China's manufacturing sector will face more challenges next year. How to make the manufacturing sector competitive in the global market and transform the country from a big manufacturing hub to a great manufacturing power is the top task of the government.

In recent years, the proportion of Chinese above-scale industrial enterprises' added-value growth, compared on a global scale, declined year-by-year from 20.8 percent in 2013 to 7 percent in 2015, and 6.5 percent in the first quarter of 2016. China's industrial added-value growth, too, declined from 10.5 percent in 2013 to 7 percent in 2015, and 6.9 percent in the first three quarters of 2016.

The slowing growth of China's manufacturing industry has exposed its underlying problems.

First, China's manufacturing industry faces the pressure of high cost in these times of economic downturn. Due to the rapid growth of costs of human resources, capital and energy, manufacturing industries' cost of production has increased sharply.
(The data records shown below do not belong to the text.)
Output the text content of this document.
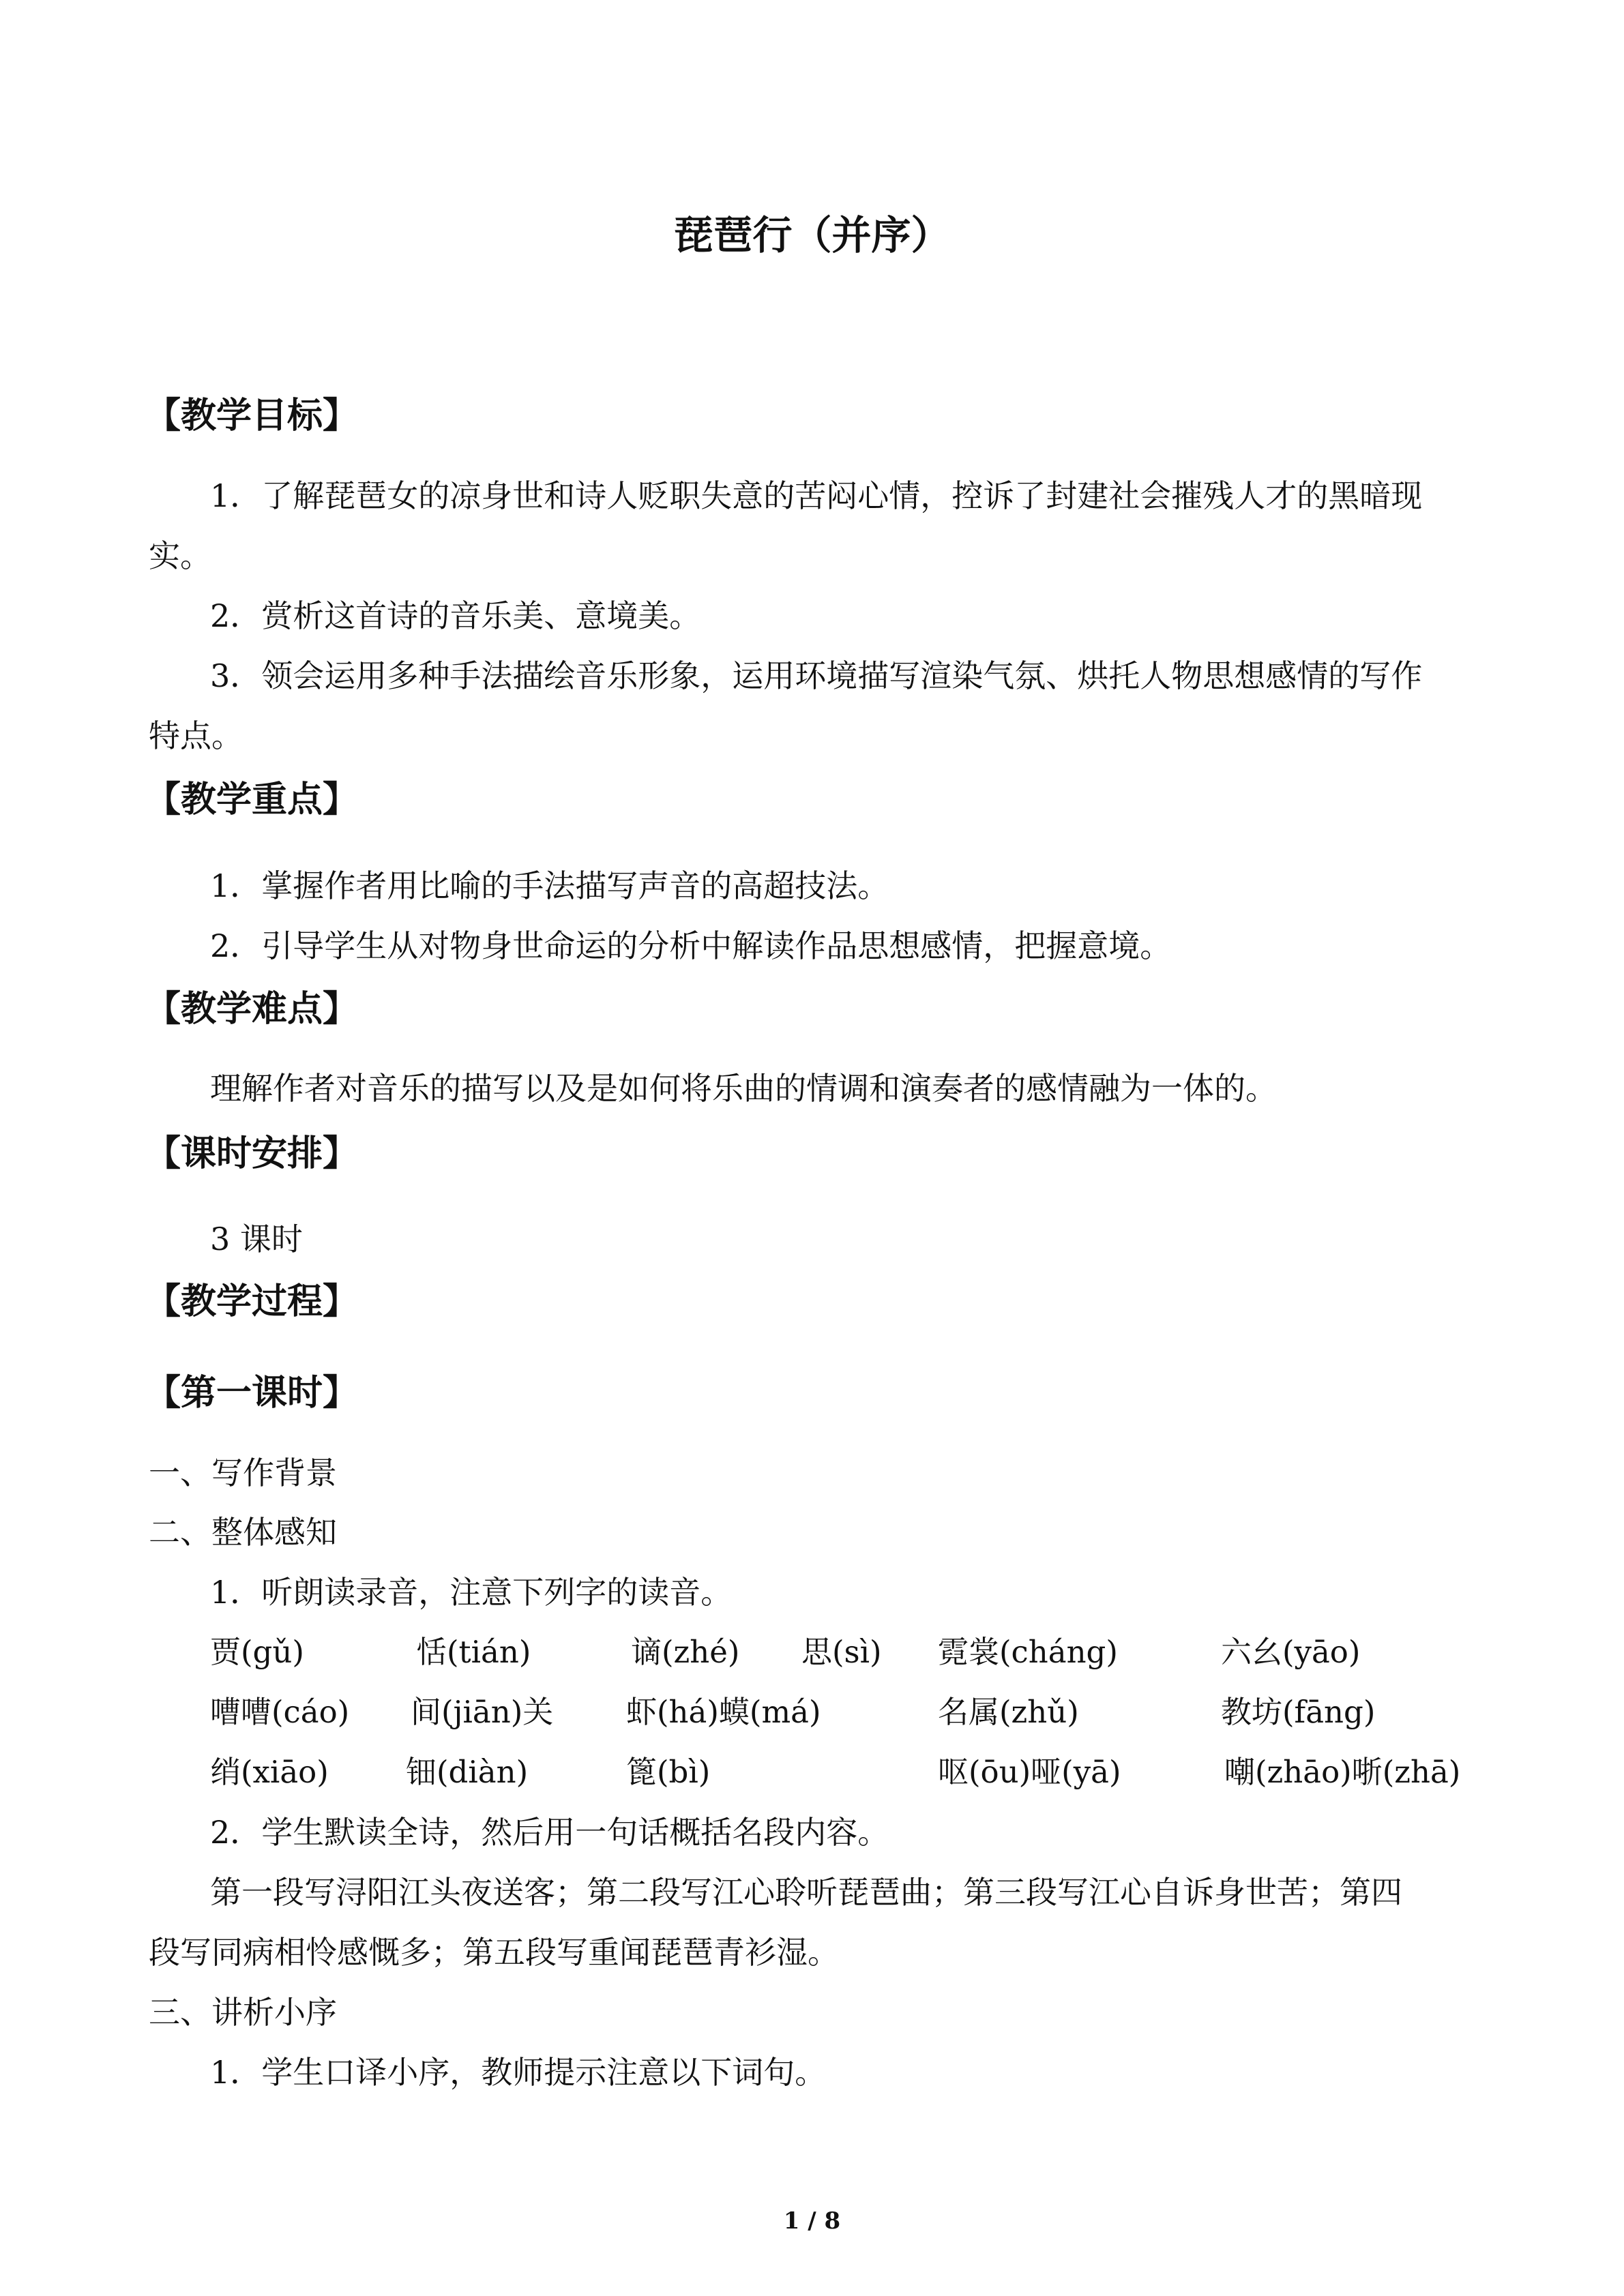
琵琶行（并序）
【教学目标】
1．了解琵琶女的凉身世和诗人贬职失意的苦闷心情，控诉了封建社会摧残人才的黑暗现
实。
2．赏析这首诗的音乐美、意境美。
3．领会运用多种手法描绘音乐形象，运用环境描写渲染气氛、烘托人物思想感情的写作
特点。
【教学重点】
1．掌握作者用比喻的手法描写声音的高超技法。
2．引导学生从对物身世命运的分析中解读作品思想感情，把握意境。
【教学难点】
理解作者对音乐的描写以及是如何将乐曲的情调和演奏者的感情融为一体的。
【课时安排】
3 课时
【教学过程】
【第一课时】
一、写作背景
二、整体感知
1．听朗读录音，注意下列字的读音。
贾(gǔ)	恬(tián)	谪(zhé) 思(sì) 霓裳(cháng)	六幺(yāo)
嘈嘈(cáo) 间(jiān)关 虾(há)蟆(má)	名属(zhǔ)	教坊(fāng)
绡(xiāo)	钿(diàn)	篦(bì)	呕(ōu)哑(yā)	嘲(zhāo)哳(zhā)
2．学生默读全诗，然后用一句话概括名段内容。
第一段写浔阳江头夜送客；第二段写江心聆听琵琶曲；第三段写江心自诉身世苦；第四
段写同病相怜感慨多；第五段写重闻琵琶青衫湿。
三、讲析小序
1．学生口译小序，教师提示注意以下词句。
1 / 8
Also, there are huge government-related "hidden costs" in the sector, including institutional costs for approvals, and legislative costs such as social security deposits.
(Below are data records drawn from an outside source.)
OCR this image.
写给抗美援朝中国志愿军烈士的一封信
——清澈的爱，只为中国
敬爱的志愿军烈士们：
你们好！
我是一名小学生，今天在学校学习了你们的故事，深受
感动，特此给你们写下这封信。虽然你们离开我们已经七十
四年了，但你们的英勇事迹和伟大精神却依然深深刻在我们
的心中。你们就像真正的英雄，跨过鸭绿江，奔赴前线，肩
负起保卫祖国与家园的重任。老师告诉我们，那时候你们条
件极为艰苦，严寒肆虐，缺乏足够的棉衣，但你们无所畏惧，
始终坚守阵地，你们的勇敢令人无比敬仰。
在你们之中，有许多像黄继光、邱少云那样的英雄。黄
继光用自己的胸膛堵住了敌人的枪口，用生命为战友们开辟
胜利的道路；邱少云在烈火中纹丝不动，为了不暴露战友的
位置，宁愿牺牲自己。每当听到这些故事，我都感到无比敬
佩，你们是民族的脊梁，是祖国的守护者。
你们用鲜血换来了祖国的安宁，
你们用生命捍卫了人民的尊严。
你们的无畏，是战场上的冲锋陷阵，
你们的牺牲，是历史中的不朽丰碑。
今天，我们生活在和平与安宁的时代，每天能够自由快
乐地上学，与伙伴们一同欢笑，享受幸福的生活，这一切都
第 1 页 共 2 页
For every 100 yuan ($14.37) of income, the cost of production of the main manufacturing sector increased from 85.27 yuan in 2013 to 85.68 yuan in 2015, and 85.87 yuan in September 2016.

Second, overcapacity, too, is a serious problem for the manufacturing sector. Overcapacity is the result of the economic downturn China has been facing since 2013; it is a major problem especially for the industries making low-end products with a high degree of homogeneity.

But the effective supply of some high-end products by this sector is insufficient. Take the iron and steel industry for example. Although overcapacity plagues the iron and steel industry, China's import of thick steel plate, medium-width steel plate and cold-rolling steel sheets increased 18.5 percent, 6.9 percent and 4.5 percent year-on-year in 2015, indicating the demand for these high-end steel products exceeds supply.

Third, China's manufacturing sector still lags behind in research and development. A huge number of Chinese manufacturing enterprises are still original equipment producers of famous international brands, and almost all the core technologies in these fields are the intellectual properties of foreign companies. Besides, China's manufacturing sector lacks sufficient investment in R&D, and cultivating technological and innovative talents, not to mention independent brands, and supply and marketing networks.

Fourth, China's manufacturing sector faces increasingly severe competition in international markets. While some developing countries, such as India and Vietnam, face lower-cost competitiveness than China, manufacturing giants like the United States and Germany have launched a new round of industrialization to help develop their manufacturing sector, which are having an impact on China's manufacturing sector.

To strengthen China's manufacturing sector, the government has to implement separate policies to reduce overcapacity and cultivate industrial competitiveness. Preferential policies should be offered to producers of high-end goods whose demands are high. The government should also help enterprises with overcapacity to reorganize or merge with other organizations to solve their overcapacity problem.

Measures such as preferential taxation and financing support should be implemented by the government, too, to help enterprises reduce their production costs. One way of helping such enterprises to overcome the problem is to encourage them to transform into more service-oriented and high value-added companies, which in turn will help increase the core competitiveness of "made in China" products.

Innovative enterprises and innovative centers promoting core competitiveness should also be established to support independent research and development of China's manufacturing sector.

In addition, the development of "intelligent manufacturing" should be expedited with the help of "Internet Plus". And mobile internet, cloud computing, big data and "Internet of Things" should be integrated with the modern manufacturing industry, in order to promote China's added-value industrial revolution.

The author is a researcher at the Institute of Industrial Economics, Chinese Academy of Social Sciences.